O crepúsculo das esquerdas latino-americanas
Um por um, vários símbolos tombam. A gigantesca transição política coloca em xeque a solidez das democracias da região
Um após outro, os ícones das esquerdas latino-americanas caem como peças de um dominó que avança de forma inexorável. Deve-se falar em esquerdas, no plural, pois os projetos políticos encarnados pelo chavismo, pelo kirchnerismo, pelo PT brasileiro ou por Evo Morales são diferentes entre si. Mas é de uma evidência cristalina o fato de que grande parte das formações soi-disant progressistas do subcontinente, que dominaram o cenário durante uma longa década, já escutam soar suas badaladas fúnebres.
O chavismo, que conduz a Venezuela rumo a uma hiperinflação de estilo zimbabuense em meio a taxas de criminalidade terríveis, sofreu uma derrota acachapante nas últimas eleições legislativas; o kirchnerismo foi despejado da Casa Rosada; Evo Morales recebeu um sonoro não diante do seu desejo de se perpetuar no poder; até mesmo Michelle Bachelet assiste vê fendas enormes se abrirem em sua antiga reputação impoluta devido às manobras realizadas por seu filho; agora, o projeto político inaugurado pelo carismático Lula, mantido por Rousseff e admirado, à sua hora, por meio mundo, sofre o seu próprio Armagedon, com o impeachment de vento em popa e o país inteiro se afundando no gelo da recessão e na lama da corrupção.
O que levou a esse Crepúsculo dos Deuses (Götterdämmerung, a quarta e última ópera do ciclo do Anel dos Nibelungos), de dramaticidade wagneriana? Obviamente, cada caso tem as suas próprias explicações. Mas é possível listar alguns denominadores comuns.
Sem dúvida, o fim da bonança em relação às matérias primas fez secar abruptamente o fluxo de dinheiro que financiou boa parte da festa na região. Com níveis distintos, todos esses projetos enfocaram bastante a redistribuição de renda, mas talvez não atentaram o suficiente para o fomento da geração de riqueza, investimento, diversificação.
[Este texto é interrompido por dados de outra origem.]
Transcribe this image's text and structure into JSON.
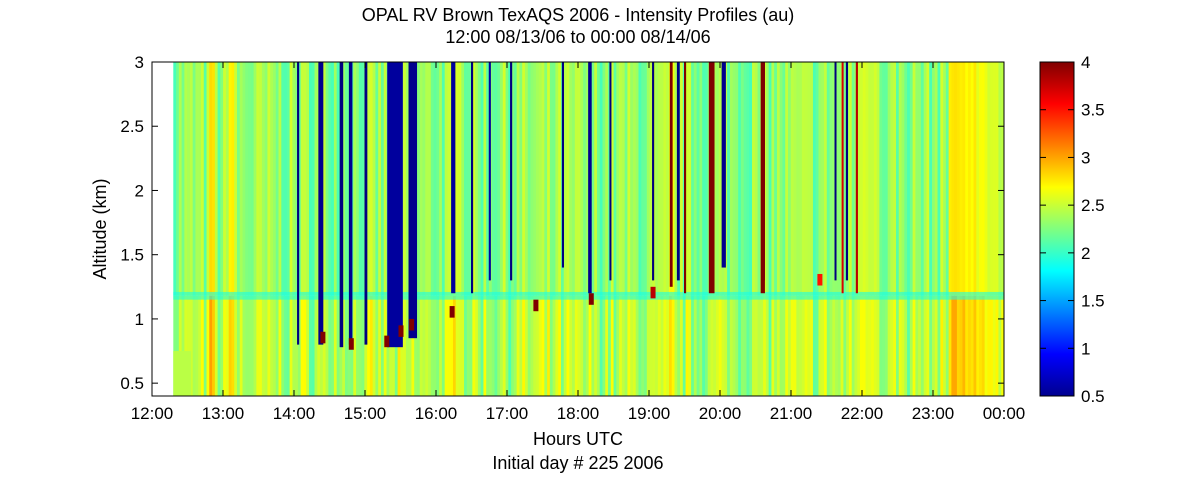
{
  "chart_data": {
    "type": "heatmap",
    "title": "OPAL RV Brown TexAQS 2006 - Intensity Profiles (au)",
    "subtitle": "12:00 08/13/06 to 00:00 08/14/06",
    "xlabel": "Hours UTC",
    "xlabel_sub": "Initial day # 225  2006",
    "ylabel": "Altitude (km)",
    "xlim": [
      12,
      24
    ],
    "ylim": [
      0.4,
      3.0
    ],
    "x_ticks": [
      12,
      13,
      14,
      15,
      16,
      17,
      18,
      19,
      20,
      21,
      22,
      23,
      24
    ],
    "x_tick_labels": [
      "12:00",
      "13:00",
      "14:00",
      "15:00",
      "16:00",
      "17:00",
      "18:00",
      "19:00",
      "20:00",
      "21:00",
      "22:00",
      "23:00",
      "00:00"
    ],
    "y_ticks": [
      0.5,
      1.0,
      1.5,
      2.0,
      2.5,
      3.0
    ],
    "y_tick_labels": [
      "0.5",
      "1",
      "1.5",
      "2",
      "2.5",
      "3"
    ],
    "colorbar": {
      "range": [
        0.5,
        4.0
      ],
      "ticks": [
        0.5,
        1.0,
        1.5,
        2.0,
        2.5,
        3.0,
        3.5,
        4.0
      ],
      "tick_labels": [
        "0.5",
        "1",
        "1.5",
        "2",
        "2.5",
        "3",
        "3.5",
        "4"
      ],
      "colormap": "jet"
    },
    "data_start_hour": 12.3,
    "boundary_layer_top_km": 1.18,
    "background_value": 2.3,
    "warm_bands": [
      {
        "x0": 12.78,
        "x1": 12.85,
        "value": 2.8
      },
      {
        "x0": 13.05,
        "x1": 13.12,
        "value": 2.75
      },
      {
        "x0": 16.2,
        "x1": 16.35,
        "value": 2.6
      },
      {
        "x0": 19.25,
        "x1": 19.35,
        "value": 2.6
      },
      {
        "x0": 21.9,
        "x1": 22.2,
        "value": 2.55
      },
      {
        "x0": 23.2,
        "x1": 23.6,
        "value": 2.75
      },
      {
        "x0": 23.6,
        "x1": 23.9,
        "value": 2.6
      }
    ],
    "cloud_columns": [
      {
        "x": 14.05,
        "base": 0.8,
        "w": 0.03,
        "value": 0.5
      },
      {
        "x": 14.35,
        "base": 0.8,
        "w": 0.07,
        "value": 0.55
      },
      {
        "x": 14.65,
        "base": 0.78,
        "w": 0.05,
        "value": 0.5
      },
      {
        "x": 14.78,
        "base": 0.8,
        "w": 0.05,
        "value": 0.55
      },
      {
        "x": 15.0,
        "base": 0.8,
        "w": 0.04,
        "value": 0.5
      },
      {
        "x": 15.32,
        "base": 0.78,
        "w": 0.22,
        "value": 0.6
      },
      {
        "x": 15.62,
        "base": 0.85,
        "w": 0.12,
        "value": 0.55
      },
      {
        "x": 16.22,
        "base": 1.2,
        "w": 0.06,
        "value": 0.6
      },
      {
        "x": 16.5,
        "base": 1.2,
        "w": 0.03,
        "value": 0.5
      },
      {
        "x": 16.75,
        "base": 1.3,
        "w": 0.03,
        "value": 0.6
      },
      {
        "x": 17.05,
        "base": 1.3,
        "w": 0.03,
        "value": 0.5
      },
      {
        "x": 17.78,
        "base": 1.4,
        "w": 0.03,
        "value": 0.5
      },
      {
        "x": 18.15,
        "base": 1.2,
        "w": 0.05,
        "value": 0.55
      },
      {
        "x": 18.45,
        "base": 1.3,
        "w": 0.02,
        "value": 0.5
      },
      {
        "x": 19.05,
        "base": 1.3,
        "w": 0.03,
        "value": 0.5
      },
      {
        "x": 19.4,
        "base": 1.3,
        "w": 0.04,
        "value": 0.5
      },
      {
        "x": 20.03,
        "base": 1.4,
        "w": 0.06,
        "value": 0.55
      },
      {
        "x": 20.6,
        "base": 1.3,
        "w": 0.04,
        "value": 0.5
      },
      {
        "x": 21.62,
        "base": 1.3,
        "w": 0.02,
        "value": 0.5
      },
      {
        "x": 21.78,
        "base": 1.3,
        "w": 0.03,
        "value": 0.5
      }
    ],
    "strong_columns": [
      {
        "x": 19.3,
        "base": 1.25,
        "w": 0.04,
        "value": 4.0
      },
      {
        "x": 19.5,
        "base": 1.2,
        "w": 0.03,
        "value": 4.0
      },
      {
        "x": 19.85,
        "base": 1.2,
        "w": 0.08,
        "value": 4.0
      },
      {
        "x": 20.58,
        "base": 1.2,
        "w": 0.06,
        "value": 4.0
      },
      {
        "x": 21.72,
        "base": 1.2,
        "w": 0.02,
        "value": 3.7
      },
      {
        "x": 21.92,
        "base": 1.2,
        "w": 0.03,
        "value": 3.8
      }
    ],
    "cloud_base_spikes": [
      {
        "x": 14.4,
        "alt": 0.85,
        "value": 4.0
      },
      {
        "x": 14.8,
        "alt": 0.8,
        "value": 4.0
      },
      {
        "x": 15.3,
        "alt": 0.82,
        "value": 4.0
      },
      {
        "x": 15.5,
        "alt": 0.9,
        "value": 4.0
      },
      {
        "x": 15.65,
        "alt": 0.95,
        "value": 4.0
      },
      {
        "x": 16.22,
        "alt": 1.05,
        "value": 4.0
      },
      {
        "x": 17.4,
        "alt": 1.1,
        "value": 4.0
      },
      {
        "x": 18.18,
        "alt": 1.15,
        "value": 4.0
      },
      {
        "x": 19.05,
        "alt": 1.2,
        "value": 3.8
      },
      {
        "x": 21.4,
        "alt": 1.3,
        "value": 3.5
      }
    ]
  }
}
Burocracias desesperadoras, protecionismo, corrupção e expropriações em diferentes gradações, conforme o caso, não ajudaram em nada a vários países da região a se prepararem para a violenta aterrissagem por que passam agora.
Por outro lado, a perpetuação no poder é sempre tóxica, e tende a gerar excrescências tumorais corruptas até mesmo nos lares com credenciais democráticas das mais consolidadas.
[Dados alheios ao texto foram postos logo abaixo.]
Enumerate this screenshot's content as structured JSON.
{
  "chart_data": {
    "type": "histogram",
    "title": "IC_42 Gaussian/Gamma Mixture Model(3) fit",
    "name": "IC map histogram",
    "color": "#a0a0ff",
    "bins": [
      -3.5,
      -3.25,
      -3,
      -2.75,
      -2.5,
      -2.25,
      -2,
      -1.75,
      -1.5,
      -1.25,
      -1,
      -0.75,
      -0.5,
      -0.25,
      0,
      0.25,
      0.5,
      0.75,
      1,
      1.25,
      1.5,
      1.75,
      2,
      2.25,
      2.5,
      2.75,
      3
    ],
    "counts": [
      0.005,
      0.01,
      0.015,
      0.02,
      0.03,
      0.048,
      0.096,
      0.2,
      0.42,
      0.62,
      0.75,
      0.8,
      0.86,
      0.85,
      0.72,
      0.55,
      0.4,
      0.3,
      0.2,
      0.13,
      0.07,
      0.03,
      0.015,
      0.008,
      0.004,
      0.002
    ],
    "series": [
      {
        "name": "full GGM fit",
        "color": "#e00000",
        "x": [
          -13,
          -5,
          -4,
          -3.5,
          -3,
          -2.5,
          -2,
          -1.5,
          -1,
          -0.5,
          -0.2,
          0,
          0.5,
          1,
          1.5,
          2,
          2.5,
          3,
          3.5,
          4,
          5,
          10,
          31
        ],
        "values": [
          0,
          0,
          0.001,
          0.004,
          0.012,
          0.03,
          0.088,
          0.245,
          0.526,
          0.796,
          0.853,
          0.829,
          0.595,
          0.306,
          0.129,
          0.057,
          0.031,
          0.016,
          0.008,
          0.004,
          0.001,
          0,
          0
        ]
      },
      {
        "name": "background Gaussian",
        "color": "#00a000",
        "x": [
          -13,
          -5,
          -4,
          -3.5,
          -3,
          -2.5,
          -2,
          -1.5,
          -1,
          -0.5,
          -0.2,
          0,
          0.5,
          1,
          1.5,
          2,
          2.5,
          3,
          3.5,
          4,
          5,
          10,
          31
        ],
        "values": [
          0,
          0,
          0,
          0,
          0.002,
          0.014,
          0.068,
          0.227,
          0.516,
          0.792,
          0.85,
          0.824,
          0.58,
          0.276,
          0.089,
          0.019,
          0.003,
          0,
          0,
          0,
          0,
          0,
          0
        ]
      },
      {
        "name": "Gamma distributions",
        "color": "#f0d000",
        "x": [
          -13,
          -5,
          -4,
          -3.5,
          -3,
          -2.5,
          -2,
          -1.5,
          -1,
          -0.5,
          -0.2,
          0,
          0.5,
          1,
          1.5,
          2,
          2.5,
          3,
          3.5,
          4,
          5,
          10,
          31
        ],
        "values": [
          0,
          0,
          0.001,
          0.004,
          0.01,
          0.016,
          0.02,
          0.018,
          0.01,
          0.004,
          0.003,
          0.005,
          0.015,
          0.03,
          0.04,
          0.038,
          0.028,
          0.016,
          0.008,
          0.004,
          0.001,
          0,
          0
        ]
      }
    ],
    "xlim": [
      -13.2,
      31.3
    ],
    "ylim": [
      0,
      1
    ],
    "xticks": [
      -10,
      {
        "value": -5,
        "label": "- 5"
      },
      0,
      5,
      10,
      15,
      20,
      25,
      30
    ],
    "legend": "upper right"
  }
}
Contra esses cânceres, trava-se neste momento, em vários países da região, uma verdadeira ofensiva judicial, por vezes bastante violenta (era mesmo necessário deter Lula para que ele desse depoimento?); esse aspecto, que à primeira vista deixaria Montesquieu feliz, se transforma muito rapidamente de virtude em vício quando adquire os traços de uma luta política por meios judiciais.
A questão do equilíbrio entre os poderes traz à tona os grandes riscos de ordem sistêmica que a América Latina enfrenta nessa gigantesca transição política regional. Quase todos os pilares imprescindíveis de uma vida democrática saudável estão sendo – e serão – submetidos a duras provas. Oxalá as diferentes sociedades civis, cada vez mais amadurecidas, consigam encaixar essa mudança política nos trilhos de uma alternância democrática ordenada, com políticas inclusivas inteligentes, com admissão leal das derrotas, com vitórias que evitem gestos revanchistas que normalmente levam apenas a incêndios políticos e à miséria econômica. Parafraseando o célebre desafio lançado por Dante ao seu próprio intelecto ao empreender a construção da Divina Comédia: América Latina, “qui si parrà la tua nobilitate”. Aqui se medirá a sua nobreza, a sua capacidade de realizar uma tarefa que se anuncia como descomunal. Boa sorte.